I think that chapter 2 and the additional sources that Benkler cited raised some interesting questions about where we are going in regards to patent protection and innovation. Our patent system looks at the information economy from the lens of the industrial age. The federal government and industry need to take steps to reform the patent process, without this reform innovation and discovery that can help society is restrained to the determent of everyone.

One of the major problems is how restrictive companies are with their intellectual property and patents. Most major companies will hold onto the patents and intellectual property of discoveries they have made even though they aren’t developing a product around that work. For some companies this comes in the form of discovering
technology as a bi-product while doing applied research. Companies sit on their patented technology in a way that slows down people improving current products or using that base research to build upon. While some companies will paint this as being protective of something that they discovered, in reality all they are doing is slowing down the inevitable (the reverse engineering of their product) and the progress of applied and basic research.

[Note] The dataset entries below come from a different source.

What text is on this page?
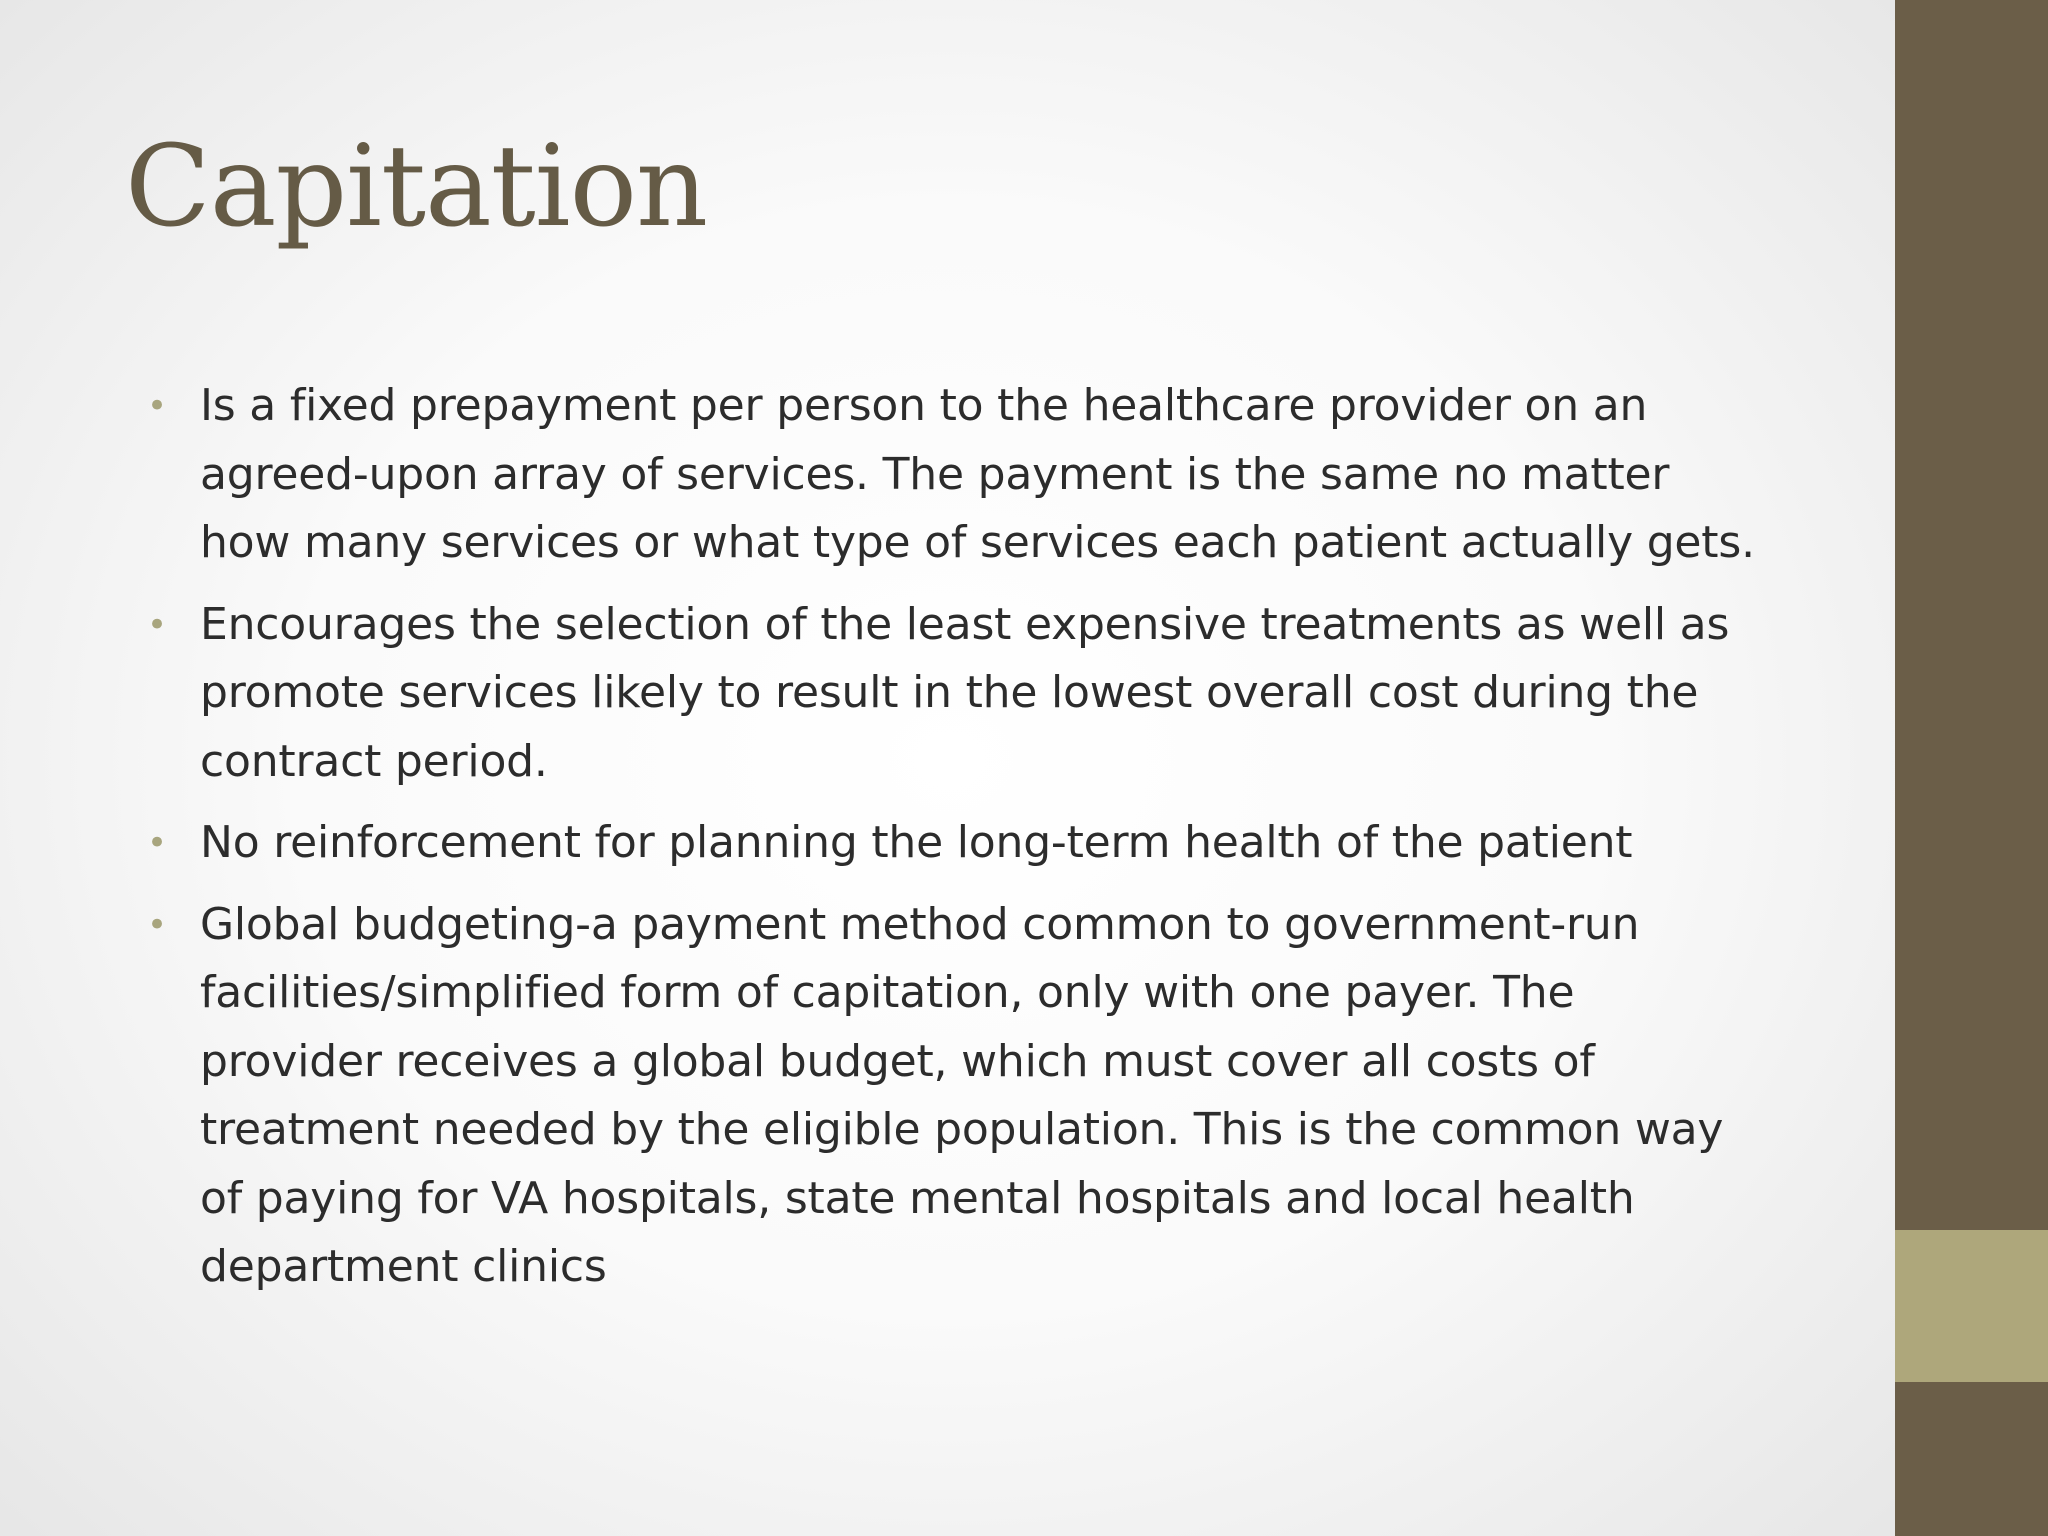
Capitation
• Is a fixed prepayment per person to the healthcare provider on an agreed-upon array of services. The payment is the same no matter how many services or what type of services each patient actually gets.
• Encourages the selection of the least expensive treatments as well as promote services likely to result in the lowest overall cost during the contract period.
• No reinforcement for planning the long-term health of the patient
• Global budgeting-a payment method common to government-run facilities/simplified form of capitation, only with one payer. The provider receives a global budget, which must cover all costs of treatment needed by the eligible population. This is the common way of paying for VA hospitals, state mental hospitals and local health department clinics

How do we reform this process so that it helps out society, allows innovation, decreases costs for consumers, and streamlines the process for business, all while still creating a profitable market for the original creators of the products involved?

Until we can get answers for these questions the patent process that we have and the restriction of intellectual property being shared will remain. Some corporations have loosened their licensing a bit on products or processes, not for the sake of innovation but because it is looked as a another revenue stream for the company.

One suggestion put forth by Suzanne Scotchmer, Professor of Economics and Public Policy at the University of California, Berkeley is that we have government assess and regulate the research and development process creating benchmarks and assessing value of what these companies are doing. The government will be able to see the data from all these companies and then begin to assign value for the work that has been done, creating a baseline to monitor the value of intellectual property.

While I believe the system needs to be reformed I don’t know if a central government agency is the correct way to go about the changes that need to be made.